Well, somewhere between 3rd edition and 6th edition, the Thousand Sons' "battle cry" went from a ghostly whisper to some kind of weird mantra, but I still love the mystical boys in blue.
I was going for as consistent and blue a color scheme as I felt comfortable with, without actually moving towards monochrome.
The base and cloth are as desaturated of a warm brown as I could figure out without mixing a ton of colors, with just a touch of orange and yellow in it. The base has light blue and cold white paint dabbed on it, which I obscured with some more of the same dusty palate (though I'm thinking of obscuring it a little less in the actual army).
There's a little yellow in the piping on the power plant, the eye, gun, and orboros (which I somehow never recognized as one before), which are probably the warmest parts of the model. I might have made them colder, but I thought it would get too close to the cloth color.

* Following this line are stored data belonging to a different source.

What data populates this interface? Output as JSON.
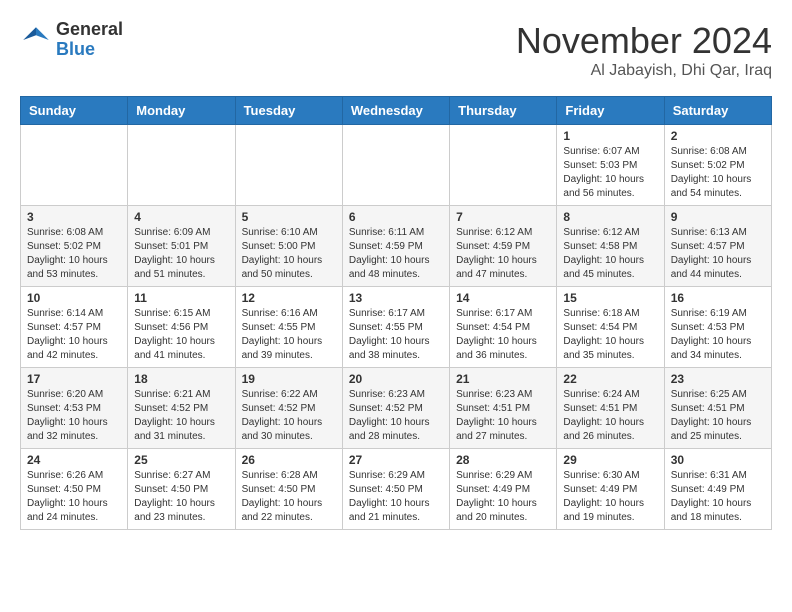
{
  "header": {
    "logo_general": "General",
    "logo_blue": "Blue",
    "month": "November 2024",
    "location": "Al Jabayish, Dhi Qar, Iraq"
  },
  "weekdays": [
    "Sunday",
    "Monday",
    "Tuesday",
    "Wednesday",
    "Thursday",
    "Friday",
    "Saturday"
  ],
  "weeks": [
    [
      {
        "day": "",
        "info": ""
      },
      {
        "day": "",
        "info": ""
      },
      {
        "day": "",
        "info": ""
      },
      {
        "day": "",
        "info": ""
      },
      {
        "day": "",
        "info": ""
      },
      {
        "day": "1",
        "info": "Sunrise: 6:07 AM\nSunset: 5:03 PM\nDaylight: 10 hours\nand 56 minutes."
      },
      {
        "day": "2",
        "info": "Sunrise: 6:08 AM\nSunset: 5:02 PM\nDaylight: 10 hours\nand 54 minutes."
      }
    ],
    [
      {
        "day": "3",
        "info": "Sunrise: 6:08 AM\nSunset: 5:02 PM\nDaylight: 10 hours\nand 53 minutes."
      },
      {
        "day": "4",
        "info": "Sunrise: 6:09 AM\nSunset: 5:01 PM\nDaylight: 10 hours\nand 51 minutes."
      },
      {
        "day": "5",
        "info": "Sunrise: 6:10 AM\nSunset: 5:00 PM\nDaylight: 10 hours\nand 50 minutes."
      },
      {
        "day": "6",
        "info": "Sunrise: 6:11 AM\nSunset: 4:59 PM\nDaylight: 10 hours\nand 48 minutes."
      },
      {
        "day": "7",
        "info": "Sunrise: 6:12 AM\nSunset: 4:59 PM\nDaylight: 10 hours\nand 47 minutes."
      },
      {
        "day": "8",
        "info": "Sunrise: 6:12 AM\nSunset: 4:58 PM\nDaylight: 10 hours\nand 45 minutes."
      },
      {
        "day": "9",
        "info": "Sunrise: 6:13 AM\nSunset: 4:57 PM\nDaylight: 10 hours\nand 44 minutes."
      }
    ],
    [
      {
        "day": "10",
        "info": "Sunrise: 6:14 AM\nSunset: 4:57 PM\nDaylight: 10 hours\nand 42 minutes."
      },
      {
        "day": "11",
        "info": "Sunrise: 6:15 AM\nSunset: 4:56 PM\nDaylight: 10 hours\nand 41 minutes."
      },
      {
        "day": "12",
        "info": "Sunrise: 6:16 AM\nSunset: 4:55 PM\nDaylight: 10 hours\nand 39 minutes."
      },
      {
        "day": "13",
        "info": "Sunrise: 6:17 AM\nSunset: 4:55 PM\nDaylight: 10 hours\nand 38 minutes."
      },
      {
        "day": "14",
        "info": "Sunrise: 6:17 AM\nSunset: 4:54 PM\nDaylight: 10 hours\nand 36 minutes."
      },
      {
        "day": "15",
        "info": "Sunrise: 6:18 AM\nSunset: 4:54 PM\nDaylight: 10 hours\nand 35 minutes."
      },
      {
        "day": "16",
        "info": "Sunrise: 6:19 AM\nSunset: 4:53 PM\nDaylight: 10 hours\nand 34 minutes."
      }
    ],
    [
      {
        "day": "17",
        "info": "Sunrise: 6:20 AM\nSunset: 4:53 PM\nDaylight: 10 hours\nand 32 minutes."
      },
      {
        "day": "18",
        "info": "Sunrise: 6:21 AM\nSunset: 4:52 PM\nDaylight: 10 hours\nand 31 minutes."
      },
      {
        "day": "19",
        "info": "Sunrise: 6:22 AM\nSunset: 4:52 PM\nDaylight: 10 hours\nand 30 minutes."
      },
      {
        "day": "20",
        "info": "Sunrise: 6:23 AM\nSunset: 4:52 PM\nDaylight: 10 hours\nand 28 minutes."
      },
      {
        "day": "21",
        "info": "Sunrise: 6:23 AM\nSunset: 4:51 PM\nDaylight: 10 hours\nand 27 minutes."
      },
      {
        "day": "22",
        "info": "Sunrise: 6:24 AM\nSunset: 4:51 PM\nDaylight: 10 hours\nand 26 minutes."
      },
      {
        "day": "23",
        "info": "Sunrise: 6:25 AM\nSunset: 4:51 PM\nDaylight: 10 hours\nand 25 minutes."
      }
    ],
    [
      {
        "day": "24",
        "info": "Sunrise: 6:26 AM\nSunset: 4:50 PM\nDaylight: 10 hours\nand 24 minutes."
      },
      {
        "day": "25",
        "info": "Sunrise: 6:27 AM\nSunset: 4:50 PM\nDaylight: 10 hours\nand 23 minutes."
      },
      {
        "day": "26",
        "info": "Sunrise: 6:28 AM\nSunset: 4:50 PM\nDaylight: 10 hours\nand 22 minutes."
      },
      {
        "day": "27",
        "info": "Sunrise: 6:29 AM\nSunset: 4:50 PM\nDaylight: 10 hours\nand 21 minutes."
      },
      {
        "day": "28",
        "info": "Sunrise: 6:29 AM\nSunset: 4:49 PM\nDaylight: 10 hours\nand 20 minutes."
      },
      {
        "day": "29",
        "info": "Sunrise: 6:30 AM\nSunset: 4:49 PM\nDaylight: 10 hours\nand 19 minutes."
      },
      {
        "day": "30",
        "info": "Sunrise: 6:31 AM\nSunset: 4:49 PM\nDaylight: 10 hours\nand 18 minutes."
      }
    ]
  ]
}
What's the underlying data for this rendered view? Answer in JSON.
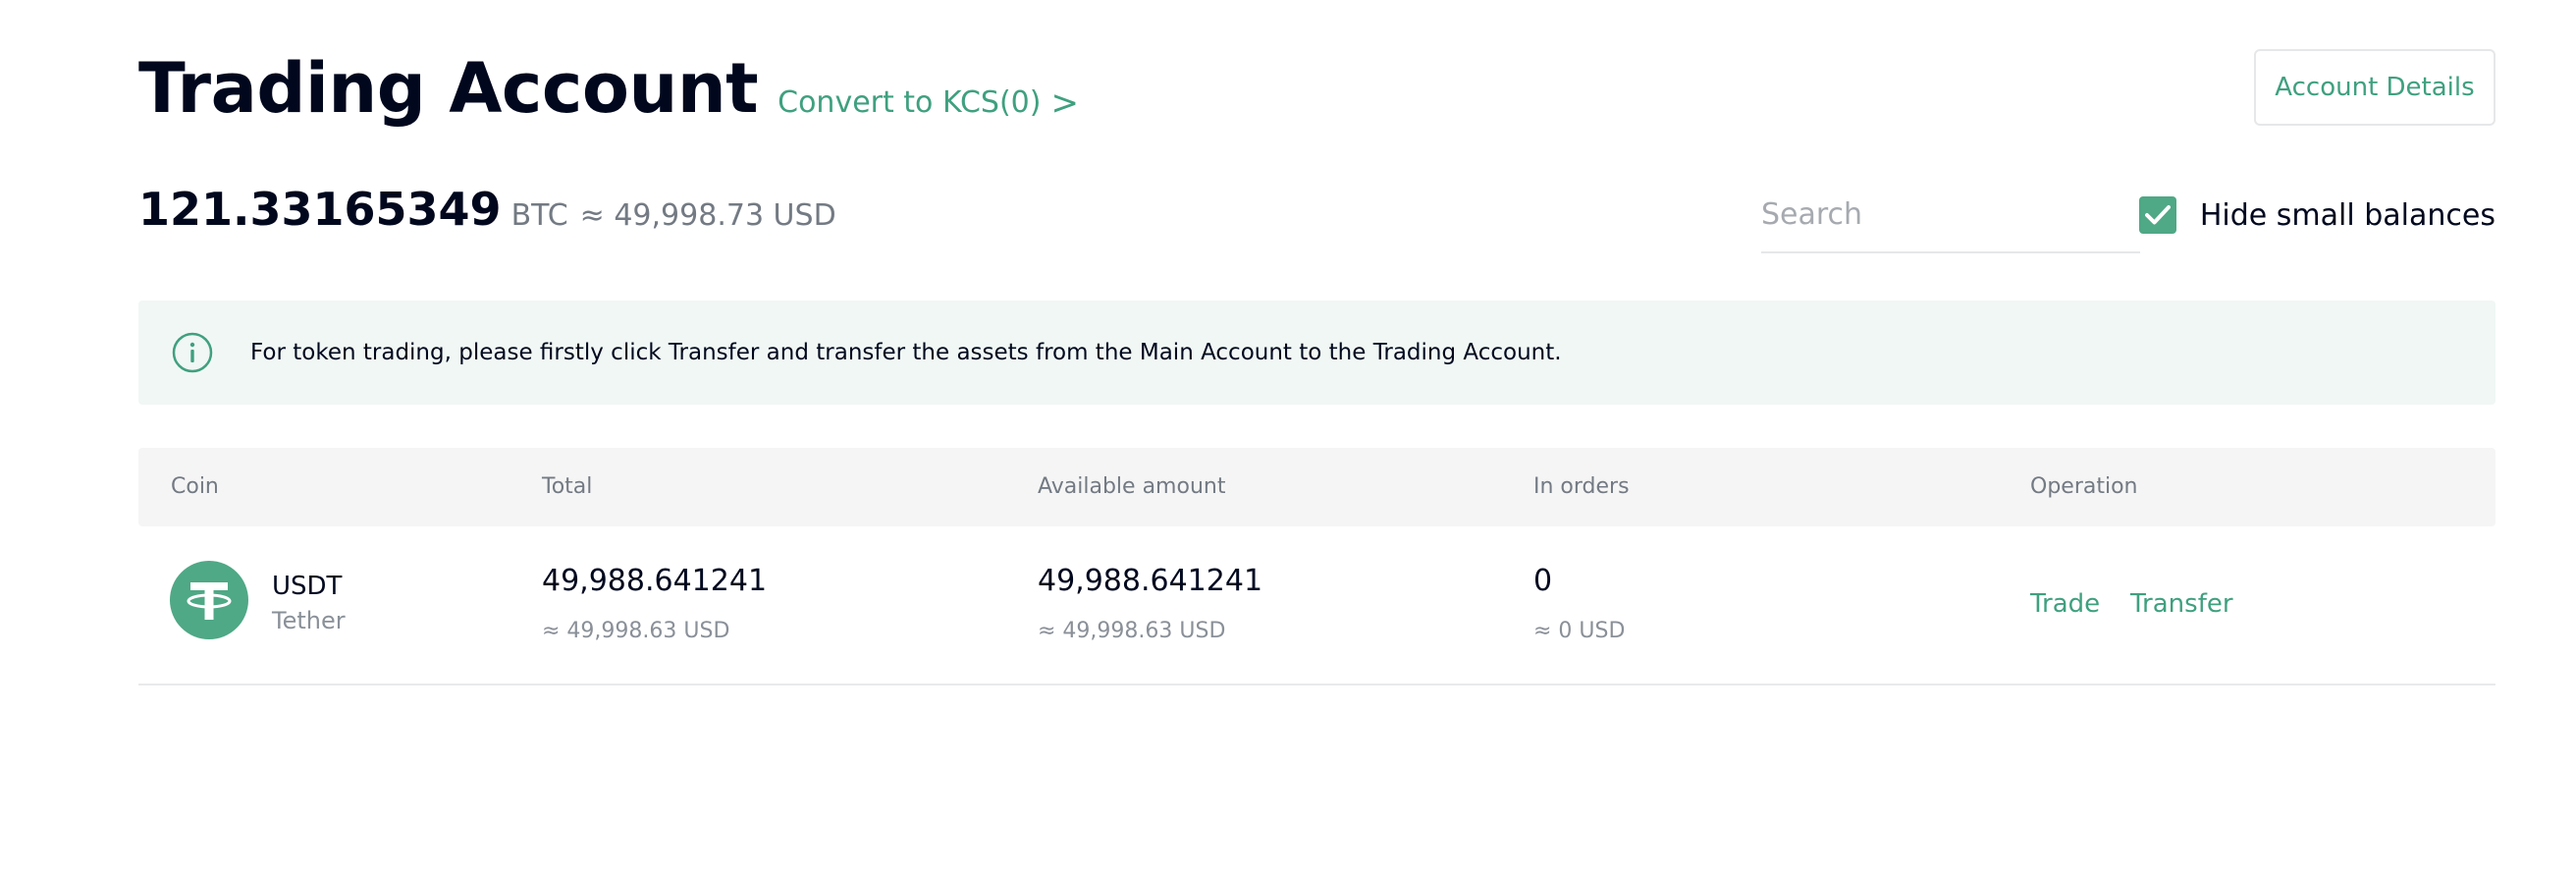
{
  "header": {
    "title": "Trading Account",
    "convert_label": "Convert to KCS(0)",
    "convert_chevron": ">",
    "account_details_label": "Account Details"
  },
  "balance": {
    "value": "121.33165349",
    "unit": "BTC",
    "fiat": "≈ 49,998.73 USD"
  },
  "search": {
    "placeholder": "Search",
    "value": ""
  },
  "hide_small_balances": {
    "label": "Hide small balances",
    "checked": true
  },
  "notice": {
    "icon": "info-icon",
    "text": "For token trading, please firstly click Transfer and transfer the assets from the Main Account to the Trading Account."
  },
  "table": {
    "columns": [
      "Coin",
      "Total",
      "Available amount",
      "In orders",
      "Operation"
    ],
    "rows": [
      {
        "symbol": "USDT",
        "name": "Tether",
        "icon": "tether-icon",
        "total": "49,988.641241",
        "total_fiat": "≈ 49,998.63 USD",
        "available": "49,988.641241",
        "available_fiat": "≈ 49,998.63 USD",
        "in_orders": "0",
        "in_orders_fiat": "≈ 0 USD",
        "operations": [
          "Trade",
          "Transfer"
        ]
      }
    ]
  },
  "colors": {
    "accent": "#3fa07f",
    "checkbox": "#4fa886",
    "notice_bg": "#f0f7f4",
    "header_bg": "#f5f5f5",
    "text_primary": "#01081e",
    "text_secondary": "#737a83"
  }
}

The ribbed tubes were another bit of an anomaly-- I used a brown I usually only save for mixing skin color, or occasionally as a base for bark or copper, as the dark/cold/red managed to give a subtle accent while not being very prominent.
I often put a touch of brown in my metal to warm it up, but, keeping with the theme, I kept it an unsaturated grey.
The main color, the blue, was something I colored similarly to how I work with metals, giving it something of a reflective sensibility. I repeated the armor color in the scarabs, rather than give them different colors, to both keep the model in the same palate and unify model and base.
The teal eyes (and other bits) were partially because I like the color as a magical vibe, and partially because I wanted the glowing parts to be as close to the blue as I could make it, while still being an accent.